Самые нехорошие слова замполит уже произносил не в его адрес, а врачей призывной комиссии.


На стрельбище, зная успехи Андрюши в изучении матчасти, народ ждал зрелища.

Андрюша не подвел.


Автомат ему зарядил лично начальник полигона, заявив, что до пенсии ему год, и поэтому «ну его на хуй!».

Бойца под белы рученьки уложили на позицию, и с опаской подали оружие.

С двух сторон над ним нависли Щеглов и Цейс. Помогли справиться с предохранителем.

Тах! Тах! Тах!

Тремя одиночными Торопов отстрелялся успешно, запулив их куда-то в сторону пулеулавливающих холмов.

Дитя даже улыбнулось счастливо.

Следующее упражнение — стрельба очередью по три патрона. Всего их в магазине оставалось девять. Три по три. Все просто.


Потом Щеглов и Цейс долго еще спорили до хрипоты, кто из них прозевал.


Андрюша решил не размениваться. Выпустил одну длинную. Все девять.

Причем при стрельбе он умудрился задрать приклад к уху, а ствол, соответственно, почти упереть в землю.

Земля перед ним вздыбилась пылью.

Народ оторопел.

Упасть догадался лишь начальник полигона. Остальные тоже потом попадали, но когда все уже закончилось.

Чудом рикошет не задел никого.

Визгливо так, истерично посмеивались.

Сдержанный ариец Цейс оттаскивал от Андрюши капитана Щеглова.

Тот страшно разевал зубастый рот и выкрикивал разные слова. Слово «хуй» звучало особенно часто.


Где бы еще, как не в армии, благодаря рядовому Андрюше Торопову я понял истинное значение глагола «оторопеть»?

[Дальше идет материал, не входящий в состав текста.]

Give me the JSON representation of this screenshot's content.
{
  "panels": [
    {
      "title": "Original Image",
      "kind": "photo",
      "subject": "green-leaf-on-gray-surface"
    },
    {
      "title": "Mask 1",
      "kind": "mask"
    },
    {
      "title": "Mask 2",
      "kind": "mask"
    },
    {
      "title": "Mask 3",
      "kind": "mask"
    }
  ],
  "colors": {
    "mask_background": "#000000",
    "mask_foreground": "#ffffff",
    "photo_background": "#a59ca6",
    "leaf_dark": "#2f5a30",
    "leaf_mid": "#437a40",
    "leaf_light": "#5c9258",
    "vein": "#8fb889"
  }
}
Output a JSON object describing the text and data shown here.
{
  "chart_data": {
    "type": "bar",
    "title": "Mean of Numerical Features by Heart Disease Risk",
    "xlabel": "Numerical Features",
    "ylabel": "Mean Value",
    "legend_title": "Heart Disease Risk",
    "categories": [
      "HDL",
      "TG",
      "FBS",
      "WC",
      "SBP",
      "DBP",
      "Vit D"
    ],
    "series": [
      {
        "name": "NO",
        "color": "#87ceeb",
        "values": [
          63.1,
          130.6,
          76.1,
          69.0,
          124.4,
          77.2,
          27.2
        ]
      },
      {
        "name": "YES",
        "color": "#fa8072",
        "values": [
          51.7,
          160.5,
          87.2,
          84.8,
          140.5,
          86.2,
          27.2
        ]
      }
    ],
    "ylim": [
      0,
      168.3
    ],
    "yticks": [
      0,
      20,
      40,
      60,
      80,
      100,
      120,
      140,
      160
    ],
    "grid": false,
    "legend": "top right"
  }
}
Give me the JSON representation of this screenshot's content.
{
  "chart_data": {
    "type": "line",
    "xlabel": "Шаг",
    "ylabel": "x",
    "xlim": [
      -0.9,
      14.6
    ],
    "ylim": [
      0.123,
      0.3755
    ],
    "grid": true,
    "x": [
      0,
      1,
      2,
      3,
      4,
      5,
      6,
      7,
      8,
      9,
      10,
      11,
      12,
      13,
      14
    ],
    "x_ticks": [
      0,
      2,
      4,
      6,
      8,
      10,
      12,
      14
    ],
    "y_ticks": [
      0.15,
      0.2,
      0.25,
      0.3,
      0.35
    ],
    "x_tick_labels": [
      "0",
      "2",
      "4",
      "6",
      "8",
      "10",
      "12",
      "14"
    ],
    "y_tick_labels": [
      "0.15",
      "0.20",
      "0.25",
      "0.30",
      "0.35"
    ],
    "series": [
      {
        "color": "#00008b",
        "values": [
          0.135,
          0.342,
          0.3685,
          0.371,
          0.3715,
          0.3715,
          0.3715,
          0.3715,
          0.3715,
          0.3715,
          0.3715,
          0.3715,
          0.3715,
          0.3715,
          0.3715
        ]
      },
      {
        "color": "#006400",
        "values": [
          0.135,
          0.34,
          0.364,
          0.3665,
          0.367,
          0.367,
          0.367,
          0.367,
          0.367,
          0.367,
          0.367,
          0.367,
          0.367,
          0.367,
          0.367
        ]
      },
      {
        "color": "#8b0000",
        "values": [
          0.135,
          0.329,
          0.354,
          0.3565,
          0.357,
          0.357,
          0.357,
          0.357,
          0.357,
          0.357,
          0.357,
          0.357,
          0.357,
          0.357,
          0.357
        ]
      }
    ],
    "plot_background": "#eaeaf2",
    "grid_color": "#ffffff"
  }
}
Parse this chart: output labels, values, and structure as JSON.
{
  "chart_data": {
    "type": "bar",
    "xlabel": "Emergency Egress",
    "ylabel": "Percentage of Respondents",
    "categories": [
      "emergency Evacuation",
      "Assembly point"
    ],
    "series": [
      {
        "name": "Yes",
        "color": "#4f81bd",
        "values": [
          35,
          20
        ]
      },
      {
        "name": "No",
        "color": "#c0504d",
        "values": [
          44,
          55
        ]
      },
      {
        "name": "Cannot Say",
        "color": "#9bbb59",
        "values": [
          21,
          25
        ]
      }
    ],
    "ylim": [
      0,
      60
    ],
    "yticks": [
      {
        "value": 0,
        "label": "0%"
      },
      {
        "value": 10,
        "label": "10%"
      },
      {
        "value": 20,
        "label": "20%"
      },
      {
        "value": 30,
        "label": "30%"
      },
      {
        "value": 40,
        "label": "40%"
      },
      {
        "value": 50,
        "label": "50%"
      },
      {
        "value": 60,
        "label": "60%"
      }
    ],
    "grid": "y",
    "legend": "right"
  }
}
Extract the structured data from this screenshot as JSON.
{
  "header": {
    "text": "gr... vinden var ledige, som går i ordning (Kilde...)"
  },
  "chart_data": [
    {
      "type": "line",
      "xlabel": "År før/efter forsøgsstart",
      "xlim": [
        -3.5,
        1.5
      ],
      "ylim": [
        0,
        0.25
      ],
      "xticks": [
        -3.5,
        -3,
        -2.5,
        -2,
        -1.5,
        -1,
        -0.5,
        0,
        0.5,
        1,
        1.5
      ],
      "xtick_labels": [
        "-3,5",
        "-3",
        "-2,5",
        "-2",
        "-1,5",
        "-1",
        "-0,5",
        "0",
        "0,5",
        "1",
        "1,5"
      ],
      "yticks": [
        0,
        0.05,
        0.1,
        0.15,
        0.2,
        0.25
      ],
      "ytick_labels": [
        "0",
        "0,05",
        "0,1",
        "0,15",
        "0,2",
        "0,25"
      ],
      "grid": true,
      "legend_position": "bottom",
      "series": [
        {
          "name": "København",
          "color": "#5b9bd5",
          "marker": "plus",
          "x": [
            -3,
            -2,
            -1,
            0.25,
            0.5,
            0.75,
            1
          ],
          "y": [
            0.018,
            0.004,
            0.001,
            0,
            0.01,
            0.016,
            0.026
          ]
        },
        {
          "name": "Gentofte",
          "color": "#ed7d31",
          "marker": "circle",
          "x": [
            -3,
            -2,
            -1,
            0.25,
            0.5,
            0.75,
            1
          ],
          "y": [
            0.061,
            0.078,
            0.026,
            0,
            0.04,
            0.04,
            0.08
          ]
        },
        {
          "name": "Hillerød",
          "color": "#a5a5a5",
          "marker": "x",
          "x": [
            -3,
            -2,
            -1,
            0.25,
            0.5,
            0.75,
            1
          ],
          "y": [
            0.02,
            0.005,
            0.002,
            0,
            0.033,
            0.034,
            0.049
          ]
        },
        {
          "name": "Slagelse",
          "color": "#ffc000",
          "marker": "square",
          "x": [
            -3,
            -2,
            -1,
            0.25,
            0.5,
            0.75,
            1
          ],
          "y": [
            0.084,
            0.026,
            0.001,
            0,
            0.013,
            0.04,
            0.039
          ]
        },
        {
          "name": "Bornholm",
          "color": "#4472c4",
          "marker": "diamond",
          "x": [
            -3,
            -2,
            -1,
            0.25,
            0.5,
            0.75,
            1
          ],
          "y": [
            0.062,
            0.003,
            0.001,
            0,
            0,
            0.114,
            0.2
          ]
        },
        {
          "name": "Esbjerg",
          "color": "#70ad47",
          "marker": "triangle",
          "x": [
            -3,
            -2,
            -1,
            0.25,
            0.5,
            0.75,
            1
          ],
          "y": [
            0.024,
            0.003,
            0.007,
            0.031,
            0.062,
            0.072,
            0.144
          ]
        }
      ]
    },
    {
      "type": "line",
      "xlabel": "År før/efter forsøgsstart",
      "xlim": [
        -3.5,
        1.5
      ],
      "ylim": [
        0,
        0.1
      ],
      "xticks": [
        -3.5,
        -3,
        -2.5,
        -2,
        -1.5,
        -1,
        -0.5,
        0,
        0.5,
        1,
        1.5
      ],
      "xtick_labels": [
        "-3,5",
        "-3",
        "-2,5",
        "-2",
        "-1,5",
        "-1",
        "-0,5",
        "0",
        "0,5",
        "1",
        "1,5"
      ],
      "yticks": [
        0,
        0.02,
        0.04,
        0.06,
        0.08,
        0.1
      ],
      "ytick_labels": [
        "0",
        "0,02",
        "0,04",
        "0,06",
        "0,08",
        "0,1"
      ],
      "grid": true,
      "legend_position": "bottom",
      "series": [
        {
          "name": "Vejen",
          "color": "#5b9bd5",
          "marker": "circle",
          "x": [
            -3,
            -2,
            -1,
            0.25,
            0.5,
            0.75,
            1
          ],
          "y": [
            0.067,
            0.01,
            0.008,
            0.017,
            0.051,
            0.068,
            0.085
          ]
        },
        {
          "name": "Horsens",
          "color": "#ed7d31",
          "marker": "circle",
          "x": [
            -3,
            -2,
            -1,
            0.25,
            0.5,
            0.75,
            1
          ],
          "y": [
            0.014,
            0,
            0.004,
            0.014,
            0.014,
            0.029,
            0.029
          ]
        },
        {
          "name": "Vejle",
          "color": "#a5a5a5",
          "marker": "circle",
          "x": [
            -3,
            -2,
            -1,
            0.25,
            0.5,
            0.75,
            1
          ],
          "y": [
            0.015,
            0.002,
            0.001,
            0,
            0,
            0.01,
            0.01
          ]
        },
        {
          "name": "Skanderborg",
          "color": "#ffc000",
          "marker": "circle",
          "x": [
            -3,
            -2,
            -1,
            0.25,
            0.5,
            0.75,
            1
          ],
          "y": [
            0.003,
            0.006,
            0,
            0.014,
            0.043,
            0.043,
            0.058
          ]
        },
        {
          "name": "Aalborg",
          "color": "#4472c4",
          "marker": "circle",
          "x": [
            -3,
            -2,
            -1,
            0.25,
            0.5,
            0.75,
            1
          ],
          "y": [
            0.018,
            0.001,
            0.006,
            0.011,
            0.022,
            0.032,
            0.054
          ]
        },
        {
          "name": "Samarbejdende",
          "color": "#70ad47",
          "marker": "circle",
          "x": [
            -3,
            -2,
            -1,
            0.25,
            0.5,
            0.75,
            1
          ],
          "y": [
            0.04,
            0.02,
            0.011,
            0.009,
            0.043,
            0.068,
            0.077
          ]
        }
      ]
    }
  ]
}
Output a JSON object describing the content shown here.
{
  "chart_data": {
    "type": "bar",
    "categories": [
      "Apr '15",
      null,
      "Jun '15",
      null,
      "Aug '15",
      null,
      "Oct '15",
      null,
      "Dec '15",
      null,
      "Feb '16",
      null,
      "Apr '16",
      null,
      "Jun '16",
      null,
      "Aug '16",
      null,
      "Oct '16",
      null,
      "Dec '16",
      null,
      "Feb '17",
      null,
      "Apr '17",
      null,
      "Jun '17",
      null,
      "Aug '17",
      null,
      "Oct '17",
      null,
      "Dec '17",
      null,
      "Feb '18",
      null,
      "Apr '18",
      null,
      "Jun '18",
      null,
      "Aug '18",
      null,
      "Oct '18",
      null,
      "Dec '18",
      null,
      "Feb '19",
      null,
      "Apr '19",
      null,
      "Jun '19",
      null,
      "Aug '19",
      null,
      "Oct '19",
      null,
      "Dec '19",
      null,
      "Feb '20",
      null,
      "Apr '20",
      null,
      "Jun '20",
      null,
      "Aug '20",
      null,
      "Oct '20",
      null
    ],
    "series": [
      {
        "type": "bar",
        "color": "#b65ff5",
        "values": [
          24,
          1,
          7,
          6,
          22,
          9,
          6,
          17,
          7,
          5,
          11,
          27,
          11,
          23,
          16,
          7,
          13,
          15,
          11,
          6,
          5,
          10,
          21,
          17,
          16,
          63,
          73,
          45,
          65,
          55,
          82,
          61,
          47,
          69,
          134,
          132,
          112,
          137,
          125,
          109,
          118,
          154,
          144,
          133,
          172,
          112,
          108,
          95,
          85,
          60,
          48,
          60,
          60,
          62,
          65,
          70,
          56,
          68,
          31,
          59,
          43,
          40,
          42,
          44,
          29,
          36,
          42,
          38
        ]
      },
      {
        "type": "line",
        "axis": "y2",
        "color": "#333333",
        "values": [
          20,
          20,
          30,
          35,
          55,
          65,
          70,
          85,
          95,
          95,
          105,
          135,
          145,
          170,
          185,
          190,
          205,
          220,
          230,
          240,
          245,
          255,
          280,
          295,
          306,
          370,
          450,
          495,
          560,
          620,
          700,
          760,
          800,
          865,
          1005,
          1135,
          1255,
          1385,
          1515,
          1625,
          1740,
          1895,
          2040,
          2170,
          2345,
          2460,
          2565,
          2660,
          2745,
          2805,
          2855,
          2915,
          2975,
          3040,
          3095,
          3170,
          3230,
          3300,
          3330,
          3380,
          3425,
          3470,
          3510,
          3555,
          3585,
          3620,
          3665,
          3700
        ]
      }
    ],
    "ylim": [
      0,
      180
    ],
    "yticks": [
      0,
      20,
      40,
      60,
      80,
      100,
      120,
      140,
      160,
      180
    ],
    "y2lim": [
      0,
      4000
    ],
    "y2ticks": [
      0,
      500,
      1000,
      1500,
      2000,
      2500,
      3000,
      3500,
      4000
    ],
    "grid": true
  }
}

Когда на присягу к Андрюше приехал отец, совершенно нормальный, кстати, мужик, к нему сбежалось чуть ли не все командование части. Главный вопрос задал наслышанный о новом подчиненном командир части — полковник Павлов.

Что же нам, блин, теперь делать-то, а?..

«Подлянку вы нам сделали, уважаемый папаша, большую,» — добавил Щелкунчик.

Андрюшин отец виновато вздохнул и изрек:

— Я с ним 18 лет мучился. Теперь вы два года помучьтесь. А я отдохнуть имею право.

И уехал.


В курилке к нам подходит ухмыляющийся Цейс.

— Почти каждый из вас, — усаживаясь на скамью, говорит он, — где-нибудь через полгода заведет себе блокнотик, куда будет вписывать всякие солдатские афоризмы.

— Це шо? — удивляется Костюк.

Цейс смотрит на меня.

— Ну, крылатые фразы там, выражения, — объясняю я Сашко. — Поговорки, приколы всякие…

— Вот-вот, — Цейс разминает в тонких пальцах сигарету. — И про ефрейтора, и про службу, про лошадь, про книгу жизни: Знаете такое? Типа, жизнь — это книга, а армия — две страницы, вырванные на самом интересном месте.